几个月前我就写过,我们总是高估到底有多少美国同胞知道香港的确切方位。

在某种程度上,这是香港这类弹丸之地的死穴。如果说人个子矮,婉转的说法是“高度不够”,如果形容地方小,常会说“空间不足”。

澳大利亚人口仅相当于香港的三倍出头,但它幅员辽阔,大家都知道它的位置,起码能排除一些不靠谱的选项(比如不会在非洲;而且人们还会联想起袋鼠、考拉、鳄鱼邓迪)。加拿大也是如此(在最北边;有北极熊和冰球),还有印度(靠南;有眼镜蛇和客户呼叫中心),诸如此类。

地方小也有小的好处,毕竟树大招风,出头的椽子先烂。但作为一个城市、国家或者特别行政区来说,让尽可能多的人知道你在哪儿或者不在哪儿终归是个现实而且必要的目标。

在教化美国人方面(我敢说同样包括其他很多西方人),香港还应该再下一番功夫。当然,美国的学校也该适当提高世界地理的教学水平。

最近发生在我身上的一件小事证明“香港在哪儿”确实是道谜题。几周前我在香港的家里收到一张非常有趣的生日卡。贺卡是我姐姐Mary Beth从芝加哥附近的家中用航空信寄出的,信的邮资充足,地址填写清楚完整,最后还注明是递往“中国香港特别行政区”。尽管她特意提前几周就寄出了贺卡,但我还是在一个月后才收到她的来信。
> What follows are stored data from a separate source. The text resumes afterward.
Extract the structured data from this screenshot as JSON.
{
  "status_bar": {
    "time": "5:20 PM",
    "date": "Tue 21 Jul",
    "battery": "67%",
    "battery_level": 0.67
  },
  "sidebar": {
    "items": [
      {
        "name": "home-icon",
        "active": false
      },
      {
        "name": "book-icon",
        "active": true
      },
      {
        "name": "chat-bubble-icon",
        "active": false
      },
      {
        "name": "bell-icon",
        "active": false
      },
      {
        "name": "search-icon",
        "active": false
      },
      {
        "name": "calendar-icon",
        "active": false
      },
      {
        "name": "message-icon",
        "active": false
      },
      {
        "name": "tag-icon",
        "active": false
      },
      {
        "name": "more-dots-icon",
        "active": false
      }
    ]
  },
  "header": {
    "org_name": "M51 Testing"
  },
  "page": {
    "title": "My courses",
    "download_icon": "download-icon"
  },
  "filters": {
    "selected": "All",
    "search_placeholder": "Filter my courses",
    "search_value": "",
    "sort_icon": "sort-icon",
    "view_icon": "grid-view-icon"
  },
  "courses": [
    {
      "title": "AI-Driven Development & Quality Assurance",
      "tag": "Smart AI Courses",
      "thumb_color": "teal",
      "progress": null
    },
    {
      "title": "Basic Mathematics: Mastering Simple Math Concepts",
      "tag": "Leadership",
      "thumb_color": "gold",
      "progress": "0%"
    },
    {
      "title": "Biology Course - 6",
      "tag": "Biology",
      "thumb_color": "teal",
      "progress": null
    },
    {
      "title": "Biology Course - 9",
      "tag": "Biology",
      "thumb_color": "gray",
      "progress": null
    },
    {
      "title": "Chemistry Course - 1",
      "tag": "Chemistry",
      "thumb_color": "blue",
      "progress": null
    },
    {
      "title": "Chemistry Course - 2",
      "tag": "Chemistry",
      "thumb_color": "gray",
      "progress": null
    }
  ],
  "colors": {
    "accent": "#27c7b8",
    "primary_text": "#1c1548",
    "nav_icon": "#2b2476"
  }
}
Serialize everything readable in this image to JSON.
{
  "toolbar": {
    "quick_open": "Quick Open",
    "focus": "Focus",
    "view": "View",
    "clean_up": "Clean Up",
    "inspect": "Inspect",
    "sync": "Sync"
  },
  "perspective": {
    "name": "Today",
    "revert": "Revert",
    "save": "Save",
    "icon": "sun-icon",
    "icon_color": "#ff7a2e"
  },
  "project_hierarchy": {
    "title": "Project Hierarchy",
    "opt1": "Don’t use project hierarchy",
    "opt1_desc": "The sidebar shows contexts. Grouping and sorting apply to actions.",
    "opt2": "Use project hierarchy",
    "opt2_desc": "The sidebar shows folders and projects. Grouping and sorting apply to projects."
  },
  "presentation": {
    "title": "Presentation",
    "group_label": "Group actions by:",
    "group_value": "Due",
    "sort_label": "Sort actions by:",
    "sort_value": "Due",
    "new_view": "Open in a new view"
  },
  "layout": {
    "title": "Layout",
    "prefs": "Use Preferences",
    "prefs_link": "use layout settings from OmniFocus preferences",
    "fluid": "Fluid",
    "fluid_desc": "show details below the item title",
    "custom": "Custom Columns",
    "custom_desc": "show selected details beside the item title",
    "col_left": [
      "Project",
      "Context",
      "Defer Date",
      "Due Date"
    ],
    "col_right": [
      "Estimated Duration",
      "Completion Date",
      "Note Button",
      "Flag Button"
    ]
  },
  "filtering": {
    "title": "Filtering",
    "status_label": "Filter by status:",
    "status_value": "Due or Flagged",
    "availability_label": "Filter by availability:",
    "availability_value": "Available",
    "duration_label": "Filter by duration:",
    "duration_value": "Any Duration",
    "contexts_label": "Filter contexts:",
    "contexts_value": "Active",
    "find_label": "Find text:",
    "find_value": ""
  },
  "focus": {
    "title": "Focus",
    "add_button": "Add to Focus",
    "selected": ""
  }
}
真正让我大跌眼镜的是信封收件人的地址旁盖了个红戳(而非手写!),赫然注明“百慕大邮局:误投,请试它局”。

Hong Kong Airmail: "Missent to Bermuda"

As I wrote a few months ago, we routinely overestimate the number of my fellow Americans who have any idea where Hong Kong is.

To some extent, this is a challenge endemic to tiny places like Hong Kong. Among people, a euphemism for short ones is "vertically challenged". Among places, it would follow to call tiny ones "spatially challenged."

Australia is a huge place with only slightly more than 3 times the population of Hong Kong, but everyone has a pretty good idea where it is, or at least generally where it's not (e.g. not located in Africa; think: kangaroos, koalas and Crocodile Dundee). Same thing for Canada (way up north; polar bears; ice hockey), India (way down south; cobras; call centers), and so on.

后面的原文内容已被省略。